The Trouble with Nash Equilibrium
Matthew Martin 2/10/2013 06:58:00 PM
At anyrate, this is a simplified version of the problem I have in mind: suppose that there are three committee members assigned to vote on whether to implement some proposal. A majority vote is required to approve the proposal, but the votes are cast by secret ballot. Lets suppose all three committee members prefer the proposal to pass.
This game turns out to have lots of Nash Equilibria. Lets identify some of them by listing out all possible pure strategies below. Each line represents a different strategy, and the format is this: (voter 1, voter 2, voter 3; outcome), where "Y" is a "yea" vote and "N" is a "nay" vote. I've crossed out the strategies that are not Nash Equilibria:
(Y, Y, Y; passes)
(Y, Y, N; passes)
(N, Y, Y; passes)
(Y, N, Y; passes)
(N, N, N; fails)
Each line that is not crossed out corresponds to an equilibrium. (There would be a lot more Nash equilibria if we allowed mixed strategies as well). But look! There exists a Nash Equilibrium in which the proposal, which all three committee members support, fails to pass!
Why is this true? Keep in mind the definition of a Nash Equilibrium: it is a point at which all three committee members are playing strategies such that no single member would prefer the outcome if she changed her vote. No single member. Hence, the case where all three members vote no is a Nash equilibrium since if any single member changed her vote to "yea" the bill would still fail.
The Nash equilibrium concept turns out to be a terrible predictor of behaviors. In this case, not only is the Nash concept unable to tell us how any of the committee members will vote, it even fails to exclude the most obviously absurd possibilities.

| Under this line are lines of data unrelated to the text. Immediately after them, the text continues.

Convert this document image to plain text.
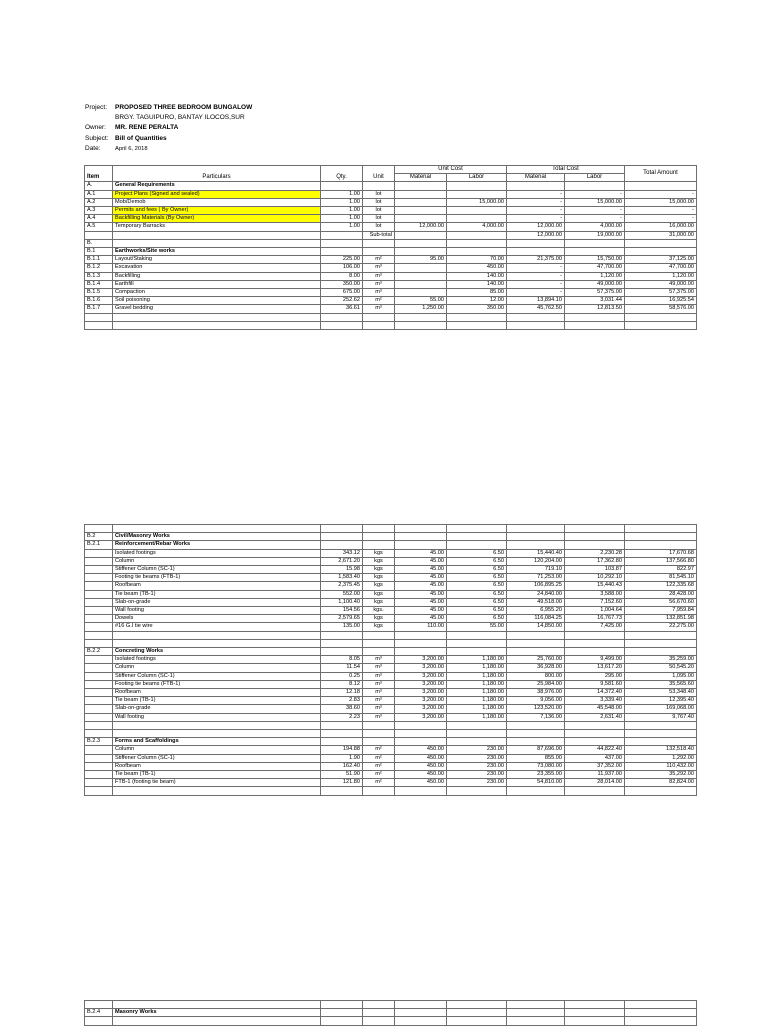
Project:	PROPOSED THREE BEDROOM BUNGALOW
BRGY. TAGUIPURO, BANTAY ILOCOS,SUR
Owner:	MR. RENE PERALTA
Subject:	Bill of Quantities
Date:	April 6, 2018
Item	Particulars	Qty.	Unit	Unit Cost		Total Cost		Total Amount
				Material	Labor	Material	Labor	
A.	General Requirements							
A.1	Project Plans (Signed and sealed)	1.00	lot			-	-	-
A.2	Mob/Demob	1.00	lot		15,000.00	-	15,000.00	15,000.00
A.3	Permits and fees ( By Owner)	1.00	lot			-	-	-
A.4	Backfilling Materials (By Owner)	1.00	lot			-	-	-
A.5	Temporary Barracks	1.00	lot	12,000.00	4,000.00	12,000.00	4,000.00	16,000.00
			Sub-total			12,000.00	19,000.00	31,000.00
B.								
B.1	Earthworks/Site works							
B.1.1	Layout/Staking	225.00	m²	95.00	70.00	21,375.00	15,750.00	37,125.00
B.1.2	Excavation	106.00	m³		450.00	-	47,700.00	47,700.00
B.1.3	Backfilling	8.00	m³		140.00	-	1,120.00	1,120.00
B.1.4	Earthfill	350.00	m³		140.00	-	49,000.00	49,000.00
B.1.5	Compaction	675.00	m³		85.00	-	57,375.00	57,375.00
B.1.6	Soil poisoning	252.62	m²	55.00	12.00	13,894.10	3,031.44	16,925.54
B.1.7	Gravel bedding	36.61	m³	1,250.00	350.00	45,762.50	12,813.50	58,576.00

B.2	Civil/Masonry Works							
B.2.1	Reinforcement/Rebar Works							
	Isolated footings	343.12	kgs	45.00	6.50	15,440.40	2,230.28	17,670.68
	Column	2,671.20	kgs	45.00	6.50	120,204.00	17,362.80	137,566.80
	Stiffener Column (SC-1)	15.98	kgs	45.00	6.50	719.10	103.87	822.97
	Footing tie beams (FTB-1)	1,583.40	kgs	45.00	6.50	71,253.00	10,292.10	81,545.10
	Roofbeam	2,375.45	kgs	45.00	6.50	106,895.25	15,440.43	122,335.68
	Tie beam (TB-1)	552.00	kgs	45.00	6.50	24,840.00	3,588.00	28,428.00
	Slab-on-grade	1,100.40	kgs	45.00	6.50	49,518.00	7,152.60	56,670.60
	Wall footing	154.56	kgs.	45.00	6.50	6,955.20	1,004.64	7,959.84
	Dowels	2,579.65	kgs	45.00	6.50	116,084.25	16,767.73	132,851.98
	#16 G.I tie wire	135.00	kgs	110.00	55.00	14,850.00	7,425.00	22,275.00

B.2.2	Concreting Works							
	Isolated footings	8.05	m³	3,200.00	1,180.00	25,760.00	9,499.00	35,259.00
	Column	11.54	m³	3,200.00	1,180.00	36,928.00	13,617.20	50,545.20
	Stiffener Column (SC-1)	0.25	m³	3,200.00	1,180.00	800.00	295.00	1,095.00
	Footing tie beams (FTB-1)	8.12	m³	3,200.00	1,180.00	25,984.00	9,581.60	35,565.60
	Roofbeam	12.18	m³	3,200.00	1,180.00	38,976.00	14,372.40	53,348.40
	Tie beam (TB-1)	2.83	m³	3,200.00	1,180.00	9,056.00	3,339.40	12,395.40
	Slab-on-grade	38.60	m³	3,200.00	1,180.00	123,520.00	45,548.00	169,068.00
	Wall footing	2.23	m³	3,200.00	1,180.00	7,136.00	2,631.40	9,767.40

B.2.3	Forms and Scaffoldings							
	Column	194.88	m²	450.00	230.00	87,696.00	44,822.40	132,518.40
	Stiffener Column (SC-1)	1.90	m²	450.00	230.00	855.00	437.00	1,292.00
	Roofbeam	162.40	m²	450.00	230.00	73,080.00	37,352.00	110,432.00
	Tie beam (TB-1)	51.90	m²	450.00	230.00	23,355.00	11,937.00	35,292.00
	FTB-1 (footing tie beam)	121.80	m²	450.00	230.00	54,810.00	28,014.00	82,824.00

B.2.4	Masonry Works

I will however, say this in defense of the Nash equilibrium concept: sometimes reality really is that absurd. Just consider, for example, the "Vote Yes Hope No" caucus in the recent debt ceiling fiasco--the republicans who publicly voted no while privately lobbying for other Representatives to vote in favor of the extension. Considering that the bill's supporters almost caused the bill to fail, I guess it is possible in that case that there really was a possible equilibrium in which all GOP supporters of the bill would have voted no. But then, I attribute that not to the brilliance of the Nash concept, but rather the stupidity of the GOP when it comes to the debt ceiling.